Erdogan, der «neue Saladin» | NZZ

Erdogan, der «neue Saladin»

Die Al-Kuds-Kampagne der Türkei ist ein weiterer Beleg für deren fortschreitenden Wandel hin zum Islamismus. Der Schulterschluss mit Hamas-Ideologen, die Selbstmordattentate befürworten, gehört dazu.

Joseph Croitoru 28.10.2018, 18:02 Uhr

Die Ankündigung der Verlegung der amerikanischen Botschaft von Tel Aviv nach Jerusalem hat im Dezember 2017 auch viele Türken auf die Strasse getrieben. In Istanbul protestieren sie mit der türkischen und der Palästinenserflagge. (Bild: Osman Orsal / Reuters)

Dass die türkische AKP-Regierung den Islamismus zunehmend zu ihrer Leitideologie erhebt, offenbart besonders auch ihre energisch betriebene Kampagne zum Schutz des islamischen Ostjerusalem. Sie steht im Zeichen des Neoosmanismus der Regierung Erdogan, die osmanische Baudenkmäler in Ostjerusalem wie auch im israelischen Kernland als türkisches Erbe betrachtet, weshalb staatsnahe türkische Stiftungen sich dort immer intensiver engagieren. Damit einher geht der stetige Ausbau der türkischen Beziehungen zu führenden arabischen Islamisten, die den Muslimbrüdern nahestehen und sich auch aus den Reihen der palästinensischen Hamas rekrutieren.

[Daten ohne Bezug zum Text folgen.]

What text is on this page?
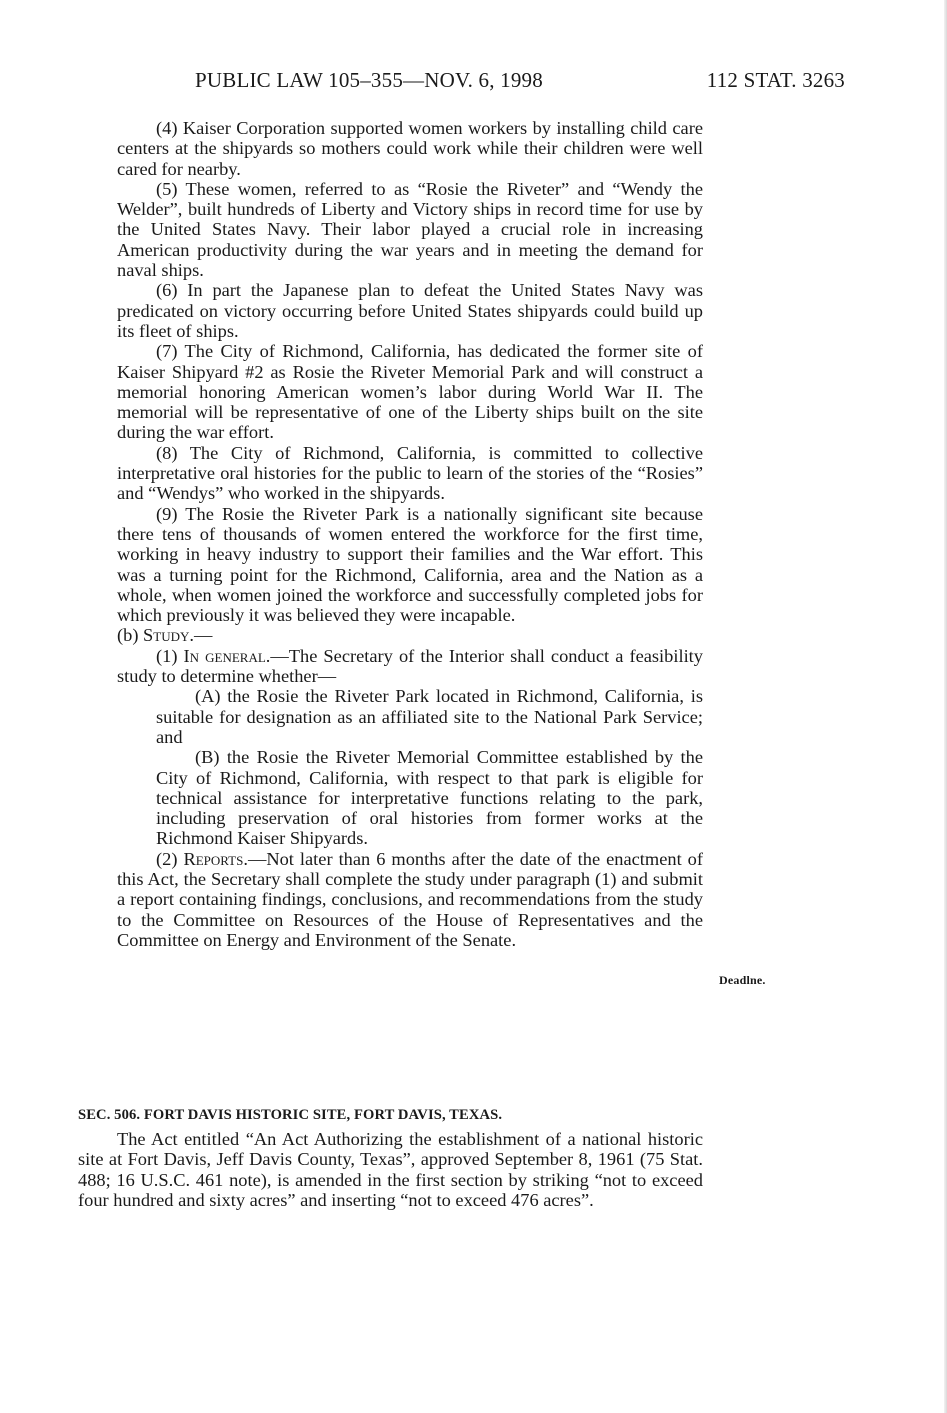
PUBLIC LAW 105–355—NOV. 6, 1998	112 STAT. 3263

(4) Kaiser Corporation supported women workers by installing child care centers at the shipyards so mothers could work while their children were well cared for nearby.

(5) These women, referred to as “Rosie the Riveter” and “Wendy the Welder”, built hundreds of Liberty and Victory ships in record time for use by the United States Navy. Their labor played a crucial role in increasing American productivity during the war years and in meeting the demand for naval ships.

(6) In part the Japanese plan to defeat the United States Navy was predicated on victory occurring before United States shipyards could build up its fleet of ships.

(7) The City of Richmond, California, has dedicated the former site of Kaiser Shipyard #2 as Rosie the Riveter Memorial Park and will construct a memorial honoring American women’s labor during World War II. The memorial will be representative of one of the Liberty ships built on the site during the war effort.

(8) The City of Richmond, California, is committed to collective interpretative oral histories for the public to learn of the stories of the “Rosies” and “Wendys” who worked in the shipyards.

(9) The Rosie the Riveter Park is a nationally significant site because there tens of thousands of women entered the workforce for the first time, working in heavy industry to support their families and the War effort. This was a turning point for the Richmond, California, area and the Nation as a whole, when women joined the workforce and successfully completed jobs for which previously it was believed they were incapable.

(b) Study.—

(1) In general.—The Secretary of the Interior shall conduct a feasibility study to determine whether—

(A) the Rosie the Riveter Park located in Richmond, California, is suitable for designation as an affiliated site to the National Park Service; and

(B) the Rosie the Riveter Memorial Committee established by the City of Richmond, California, with respect to that park is eligible for technical assistance for interpretative functions relating to the park, including preservation of oral histories from former works at the Richmond Kaiser Shipyards.

(2) Reports.—Not later than 6 months after the date of the enactment of this Act, the Secretary shall complete the study under paragraph (1) and submit a report containing findings, conclusions, and recommendations from the study to the Committee on Resources of the House of Representatives and the Committee on Energy and Environment of the Senate.

Deadlne.
SEC. 506. FORT DAVIS HISTORIC SITE, FORT DAVIS, TEXAS.

The Act entitled “An Act Authorizing the establishment of a national historic site at Fort Davis, Jeff Davis County, Texas”, approved September 8, 1961 (75 Stat. 488; 16 U.S.C. 461 note), is amended in the first section by striking “not to exceed four hundred and sixty acres” and inserting “not to exceed 476 acres”.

Mit deren im Exil agierenden militanten Rechtsgelehrten von der 2009 ins Leben gerufenen «Gesellschaft palästinensischer Gelehrter in der Diaspora», die seit 2015 ihren Sitz in Istanbul hat, arbeiten nicht nur die erwähnten türkisch-islamistischen Stiftungen, sondern längst auch das religiöse türkische Establishment offen zusammen. Immer enger wird dessen Verhältnis auch zur «Internationalen Union muslimischer Gelehrter», die von dem in Katar ansässigen einflussreichen ägyptischen Rechtsgelehrten und Muslimbruder Yusuf al-Karadawi angeführt wird und die ebenfalls seit 2015 am Bosporus vertreten ist – seit Anfang 2017 mit eigenen Büros.

Jihad-Parolen

Die Türkei nutzt diese Kontakte, um sich als Schutzherrin nicht nur der Jerusalemer Heiligtümer, sondern auch jenes arabischen Islamistenlagers zu inszenieren, das seinen einstigen Unterstützern in Saudiarabien und den Vereinigten Arabischen Emiraten heute als Erzfeind gilt: Sowohl die internationale Gelehrten-Union als auch die Gesellschaft der palästinensischen Diaspora-Gelehrten wurden im November 2017 von der saudischen Regierung auf eine Terrorliste gesetzt. Dass die Türkei diese Organisationen hofiert, hat die wachsenden Gräben zwischen Ankara, das neuerdings die Führung in der sunnitischen Welt beansprucht, und Riad tiefer werden lassen. Im März hatte der saudische Kronprinz die Türkei sogar als Teil eines «Dreiecks des Bösen» bezeichnet, zu dem er noch Iran und die militanten Islamisten zählt.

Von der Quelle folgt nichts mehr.